Review: U.S. transplant network has major flaws
The system for getting donated kidneys, livers and hearts to desperately ill patients relies on out-of-date technology that has crashed for hours at a time and has never been audited by federal officials for security weaknesses or other serious flaws, according to a confidential government review obtained by the Washington Post.
The mechanics of the entire transplant system must be overhauled, the review concluded, citing aged software, periodic system failures, mistakes in programming and over-reliance on manual input of data.
In its review, completed 18 months ago, the White House’s U.S. Digital Service recommended the government “break up the current monopoly” that the United Network for Organ Sharing, the non-profit agency that operates the transplant system, has held for 36 years. It pushed for separating the contract for technology that powers the network from UNOS’s policy responsibilities, such as deciding how to weigh considerations for transplant eligibility.
About 106,000 people are on the waiting list for organs, the vast majority of them seeking kidneys, according to UNOS. An average of 22 people die each day waiting for organs. In 2021, 41,354 organs were transplanted, a record.
UNOS is overseen by the Health Resources and Services Administration , but that agency has little authority to regulate transplant activity. Its attempts to reform the transplant system have been rejected by UNOS, the report found. Yet HRSA continues to pay UNOS about $6.5 million annually toward its annual operating costs of about $64 million, most of which comes from patient fees.

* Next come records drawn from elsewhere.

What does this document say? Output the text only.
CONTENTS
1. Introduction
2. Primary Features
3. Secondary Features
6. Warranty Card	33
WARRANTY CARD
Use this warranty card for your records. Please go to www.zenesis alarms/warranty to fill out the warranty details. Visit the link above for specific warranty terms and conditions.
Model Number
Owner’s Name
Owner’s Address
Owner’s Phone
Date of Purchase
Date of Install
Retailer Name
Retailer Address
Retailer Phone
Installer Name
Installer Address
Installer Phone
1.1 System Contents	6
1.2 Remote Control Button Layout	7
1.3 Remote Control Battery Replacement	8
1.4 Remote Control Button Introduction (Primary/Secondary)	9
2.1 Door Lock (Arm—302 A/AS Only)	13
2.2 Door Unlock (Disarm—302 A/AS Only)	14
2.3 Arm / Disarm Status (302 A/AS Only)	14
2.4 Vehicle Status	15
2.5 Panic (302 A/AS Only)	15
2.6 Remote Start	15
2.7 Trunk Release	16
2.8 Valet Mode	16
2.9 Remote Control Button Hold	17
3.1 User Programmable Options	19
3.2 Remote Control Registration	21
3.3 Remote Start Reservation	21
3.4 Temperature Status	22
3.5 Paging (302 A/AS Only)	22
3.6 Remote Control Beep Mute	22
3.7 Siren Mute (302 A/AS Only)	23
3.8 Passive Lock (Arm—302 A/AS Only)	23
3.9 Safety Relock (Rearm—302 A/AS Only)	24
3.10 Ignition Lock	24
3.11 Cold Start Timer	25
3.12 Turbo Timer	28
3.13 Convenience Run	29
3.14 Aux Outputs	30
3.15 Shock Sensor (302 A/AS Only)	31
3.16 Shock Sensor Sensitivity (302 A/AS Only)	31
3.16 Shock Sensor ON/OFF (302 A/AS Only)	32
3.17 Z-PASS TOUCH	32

“In order to properly and equitably support the critical needs of these patients, the ecosystem needs to be vastly restructured,” a team of engineers from the Digital Service wrote in the Jan. 5, 2021, report for HRSA, which is part of the Department of Health and Human Services.
UNOS considers its millions of lines of code to be a trade secret and has said the government would have to buy it outright for $55 million if it ever gave the contract to someone else, according to the report.
Transplant doctors have complained for years about archaic aspects of the technology for sharing data and getting organs to the right place as quickly as possible.
“When nearly 100 percent of hospitals use electronic records, the notion that we rely on human beings to enter data into databases is crazy. It should be 85 to 95 percent automatic,” said University of California at San Francisco surgery vice chair Ryutaro Hirose, a former chair of the UNOS liver transplant policy committee. “We could concentrate more on improving patient care.”